Paper TF+SS-TuA8
Studying Electron Induced Chemical Changes of Hafnium Oxide-Methacrylate EUV Photoresists with In Situ IR Spectroscopy and Model Flat Surfaces

Tuesday, October 23, 2018, 4:40 pm, Room 102A

New development in extreme ultraviolet (EUV) photolithography, using 13.5 nm photons, has brought us closer to a new era of device fabrication with sub-10 nm nodes. In the last decade, there has been many significant contributions to the development of EUV lithography, but limitations in photoresist development has made it difficult to implement the technology. Another significant challenge arises from the reality that EUV scanners are very expensive and limited for academia purposes, which ultimately slow down the process in understanding important mechanistic details for optimization of EUV resist materials. In this work, we emulate industrial EUV ionizing photons/events with low energy 90 eV electrons, which are believed responsible for inducing chemistry. Here, we are presenting results for nanoclusters resist based on hafnium-oxide core capped with methacrylic acid ligands (HfMAA). Using a combination of in situ infrared (IR) spectroscopy and density functional theory (DFT) calculations, we establish an atomic-scale mechanistic picture for each step of a photo-lithography process. To further understand the chemical changes leading to solubility switching, we have also developed a model surface system by translating the 3D structure considered in an HfMAA thin films (< 30 nm thick on SiO₂) to a 2D system comprised of a single methacrylic acid (MAA) monolayer grafted onto an ALD grown HfO₂ film.

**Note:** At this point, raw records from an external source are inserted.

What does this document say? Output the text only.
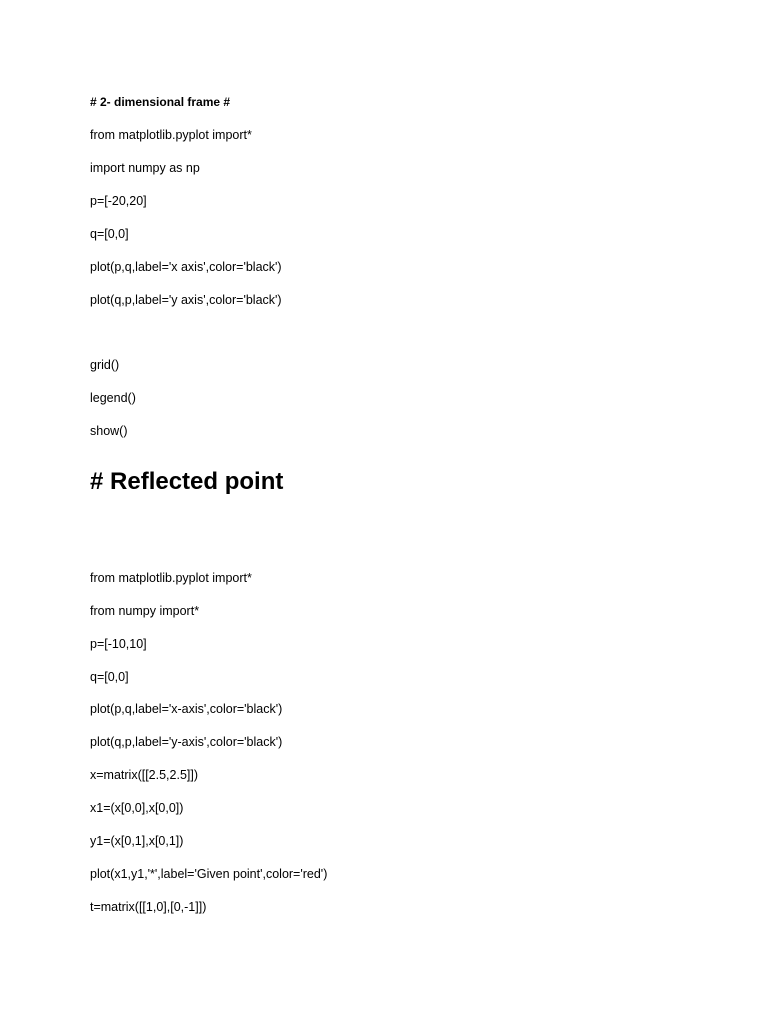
# 2- dimensional frame #
from matplotlib.pyplot import*
import numpy as np
p=[-20,20]
q=[0,0]
plot(p,q,label='x axis',color='black')
plot(q,p,label='y axis',color='black')
grid()
legend()
show()
# Reflected point
from matplotlib.pyplot import*
from numpy import*
p=[-10,10]
q=[0,0]
plot(p,q,label='x-axis',color='black')
plot(q,p,label='y-axis',color='black')
x=matrix([[2.5,2.5]])
x1=(x[0,0],x[0,0])
y1=(x[0,1],x[0,1])
plot(x1,y1,'*',label='Given point',color='red')
t=matrix([[1,0],[0,-1]])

The model system allows us to explore three areas related to the nanocluster system: first IR spectroscopy shows that the model surface is a good representation of the HfMAA thin film by matching many of the IR modes observed; second, similar to HfMAA, 90 eV electron irradiation shows the formation of alkyl CH₂ groups on the surface, with the loss of carboxylate and C=C bonds in the MAA adlayer; third, by comparing with different metal-oxide surface (Al₂O₃ and TiO₂) and different carboxylate ligands (isobutyric acid (IBA), and hydroxybenzoic acid (OHBA)), we have demonstrated that analogous metal oxide/adlayer combinations can be used as a comparative tool to survey optimal combinations of organic and inorganic compounds for resist development by quantitatively evaluating the role of metal centers in inducing reactions.